2. Plewig G, Kligman AM, eds. Acne and rosacea. Berlin: Springer, 1993: 433–475.
3. Jansen T, Plewig G, Kligman AM. Diagnosis and treatment of rosacea fulminans. Dermatology 1994; 188: 251–254.
4. Jansen T, Plewig G. An historical note on pyoderma faciale. Br J Dermatol 1993; 129: 594–596.
5. Romiti R, Jansen T, Heldwein W, Plewig G. Rosacea fulminans in a patient with Crohn’s disease: a case report and review of the literature. Acta Derm Venereol 2000; 80: 127–129.
6. Plewig G, Jansen T, Kligman AM. Pyoderma faciale: a review and report of twenty additional cases: is it rosacea? Arch Dermatol 1992; 128: 1611–1617.
7. Massa MC, Su WPD. Pyoderma faciale: a clinical study of twenty-nine patients. J Am Acad Dermatol 1982; 6: 84–91.
8. Jansen T, Romiti R, Kreuter A, Altmeyer P. Rosacea fulminans triggered by high-dose vitamins B6 and B12. J Eur Acad Dermatol Venereol 2001; 15: 484–485.
9. Jensen SL, Holmes R. Rosacea fulminans associated with pegylated interferon alpha-2B and ribavirin therapy. J Drugs Dermatol 2003; 5: 554–556.

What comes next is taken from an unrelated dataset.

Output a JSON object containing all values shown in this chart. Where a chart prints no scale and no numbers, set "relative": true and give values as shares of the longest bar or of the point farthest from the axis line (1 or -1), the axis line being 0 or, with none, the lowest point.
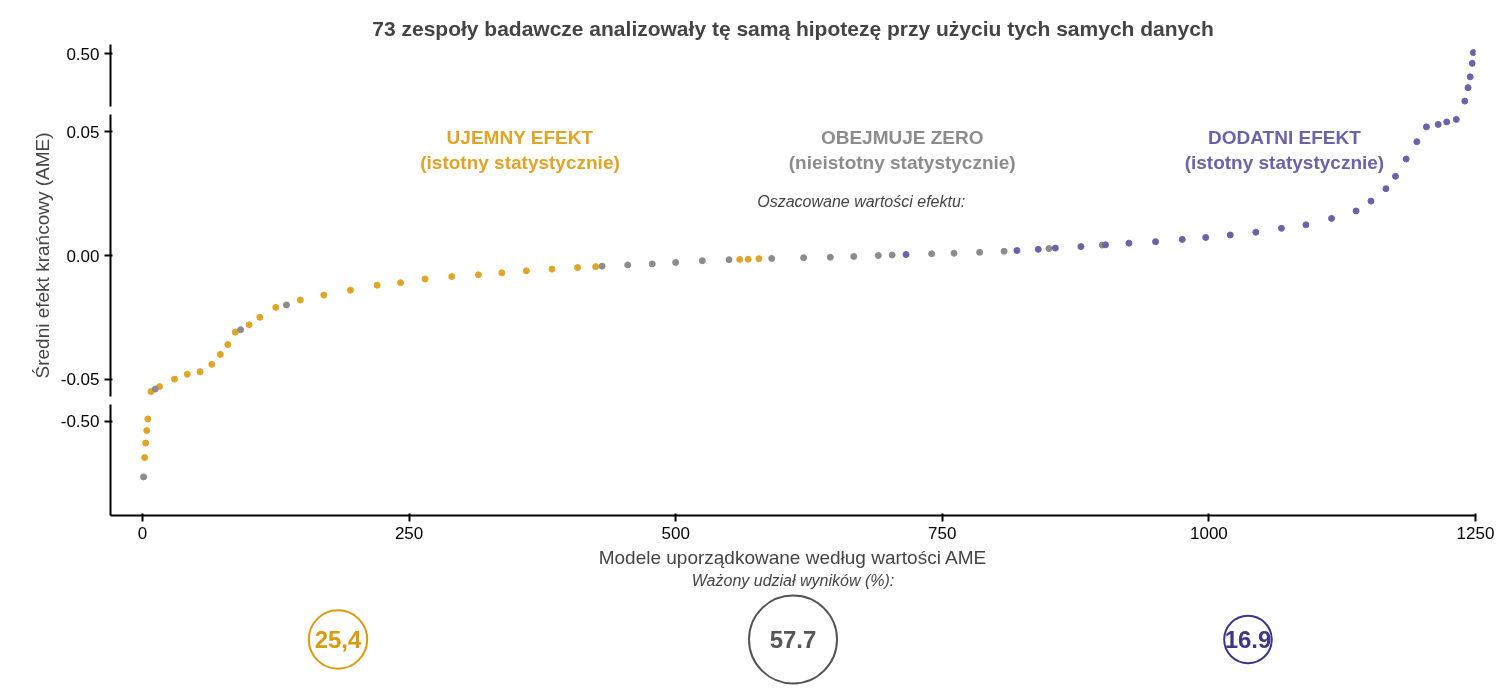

10. Lewis VJ, Holme SA, Wright A, Anstey AV. Rosacea fulminans in pregnancy. Br J Dermatol 2004; 151: 917–919.
11. Sudy E, Urbina F. Pyoderma faciale: gram negative recovery by means of needle aspiration. Cutis 2002; 69: 261–264.
12. Bormann G, Gaber G, Fischer M, Marsch WC. Dapsone in rosacea fulminans. J Eur Acad Dermatol Venereol 2001; 15: 465–467.
13. Strauss JS. Rosacea fulminans. J Eur Acad Dermatol Venereol 2001; 15: 385.
14. O’Leary PA, Kierland RR. Pyoderma faciale. Arch Dermatol 1940; 41: 451–462.